The 80’s hard rock scene began in 1981 and the freeze happened in 1992. Some bands found success again many years later and some acts never recovered.
Crossfade is a band I like but singer/guitarist Ed Sloan is a slow worker when it comes to new music. The review of their album “We All Bleed” is here.
It came out in 2011, five years from the last album. Five years is a long time to be gone from the music industry these days. A lot of living takes place. Fans grow older. Tastes change. At the moment they are 11 years gone with no new product. But Ed Sloan did release a few solo singles around 2017.
Glen Hughes is a survivor, a lifer who has survived a lot.
I’m a big fan of the melodic AOR rock style of Glenn Hughes so I wrote a “Primer” post on his melodic rock career with the disclaimer, “by no means is the list complete”.
Check it out. It covers a lot of ground and different artists like Deep Purple, John Norum, Don Dokken, Hughes Thrall, and Glenn Hughes.
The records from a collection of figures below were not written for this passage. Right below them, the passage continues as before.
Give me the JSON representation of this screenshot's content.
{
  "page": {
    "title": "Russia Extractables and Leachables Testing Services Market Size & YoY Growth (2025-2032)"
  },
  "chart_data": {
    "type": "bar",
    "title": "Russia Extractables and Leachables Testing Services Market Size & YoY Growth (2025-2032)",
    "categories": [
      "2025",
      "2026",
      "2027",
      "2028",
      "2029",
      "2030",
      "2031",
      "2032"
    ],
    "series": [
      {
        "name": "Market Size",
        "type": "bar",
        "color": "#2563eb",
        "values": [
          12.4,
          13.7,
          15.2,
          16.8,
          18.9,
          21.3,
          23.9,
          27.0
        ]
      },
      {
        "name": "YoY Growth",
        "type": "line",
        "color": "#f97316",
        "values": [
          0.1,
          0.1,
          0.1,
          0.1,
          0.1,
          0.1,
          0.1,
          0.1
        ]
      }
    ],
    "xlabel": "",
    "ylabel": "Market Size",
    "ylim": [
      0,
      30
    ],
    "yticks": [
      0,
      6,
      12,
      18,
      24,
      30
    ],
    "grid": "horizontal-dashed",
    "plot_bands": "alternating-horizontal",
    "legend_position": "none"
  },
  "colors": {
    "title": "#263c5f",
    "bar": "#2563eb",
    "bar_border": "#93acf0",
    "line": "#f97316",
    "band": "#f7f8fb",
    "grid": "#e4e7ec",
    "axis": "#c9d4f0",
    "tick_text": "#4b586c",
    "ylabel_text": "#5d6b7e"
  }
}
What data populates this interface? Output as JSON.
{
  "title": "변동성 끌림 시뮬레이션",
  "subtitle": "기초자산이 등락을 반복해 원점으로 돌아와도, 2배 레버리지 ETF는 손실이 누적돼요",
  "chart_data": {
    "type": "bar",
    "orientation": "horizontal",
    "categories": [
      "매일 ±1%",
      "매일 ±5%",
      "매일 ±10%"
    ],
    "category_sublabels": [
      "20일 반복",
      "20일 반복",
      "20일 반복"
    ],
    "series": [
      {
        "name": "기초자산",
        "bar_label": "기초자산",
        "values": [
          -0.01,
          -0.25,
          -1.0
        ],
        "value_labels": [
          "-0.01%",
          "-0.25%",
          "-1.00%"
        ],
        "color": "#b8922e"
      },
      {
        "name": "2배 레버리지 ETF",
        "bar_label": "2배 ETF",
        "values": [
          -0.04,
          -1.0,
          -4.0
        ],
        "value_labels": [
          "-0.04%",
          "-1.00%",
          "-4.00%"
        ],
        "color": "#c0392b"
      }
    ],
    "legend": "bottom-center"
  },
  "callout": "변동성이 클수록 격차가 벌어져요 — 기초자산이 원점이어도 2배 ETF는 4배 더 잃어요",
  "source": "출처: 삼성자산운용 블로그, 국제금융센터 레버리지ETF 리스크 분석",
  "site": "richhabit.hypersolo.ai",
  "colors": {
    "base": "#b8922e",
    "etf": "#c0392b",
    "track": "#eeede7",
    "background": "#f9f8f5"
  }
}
Music used to be about finding some Avant garde musical and lyrical edge and pushing yourself and that edge to the limits.
Want to be as big as Metallica. Forget about the Napster court case and remember that Metallica was a band that had an edge. They were an outlier versus the LA Glam Rock movement.
And credibility is everything.
That is why Rock/Metal bands didn’t really last forever. Most acts had a shelf life of less than 10 years.
Credibility equals musical differences.
How long were The Beatles together? Eight or nine years.
What about the original line up of Kiss? Eight or nine years.
Twisted Sister (the version of Dee Snider, Jay Jay French, Eddie Ojeda, Mark Mendoza and AJ Pero) had a run of 7 years before AJ Pero was booted and another year after that the band itself was goneski for a long period of time.
Motley Crue had a run of 11 years before Vince Neil was outed.
Dokken had a run of 7 years before they went down in flames because George Lynch couldn’t get over the fact that the band he was in was called after the lead singer.
Niches. There are lots of them.
There’s always an audience that sees their scene as a sense of belonging and a badge of honor. In some cases, that sense of belonging is more important than the quality of the music.
If you really want to have success, you need to know as much information on music publishing. Because the longer you control your own publishing, the more power you will hold in negotiations if you have a hit song.
If you really want to have success, don’t hand over your copyright unless you are aware of the consequences of doing so.
Because there is so much music available we gravitate to what is great. And that could happen the instant you put out a new song or it could happen years after. Sometimes decades.
Which means there will be fewer acts that will reach critical mass. And for the ones that miss the old days guess what, they are never coming back. A career in the music business was always about that one song.
It was a lifestyle of round ’em up from whatever place or establishment they were in, go on the road, and see what happens.
In between trips they will write songs, try em out live, and then go and record the tracks that worked the best in a live setting. Some people got rich in the process and others got rich from the lifestyle.
Towards the end of the seventies, artists ceased doing it this way.
Because of the “Blockbuster” record label business model.
In the music business, the Blockbuster Business Model refers to a method of spending large amounts of money on recording and marketing, with the hope that the music will become a blockbuster, generating high returns. If a band had some traction, then they were perfect candidates for the “Blockbuster Record”. Plus it also helped that before the Soundscan era, the record labels found a loophole in the certification process that was based on distribution numbers instead of sales numbers.
Artists started to spend 12 months in a studio and albums started to cost millions.
The record labels knew what they were doing. Spend millions recording it, then print up a million copies of it and you have a platinum record to give to the band.
So do you want to know what being in a band is really like now?
It is a lifestyle of writing and releasing songs, connecting with fans and being as human as possible. Some people will make money in the process, some people will walk away and complain that piracy is killing everything and then others will still get rich from the lifestyle. When the song turns into a great song, the band will hit the road.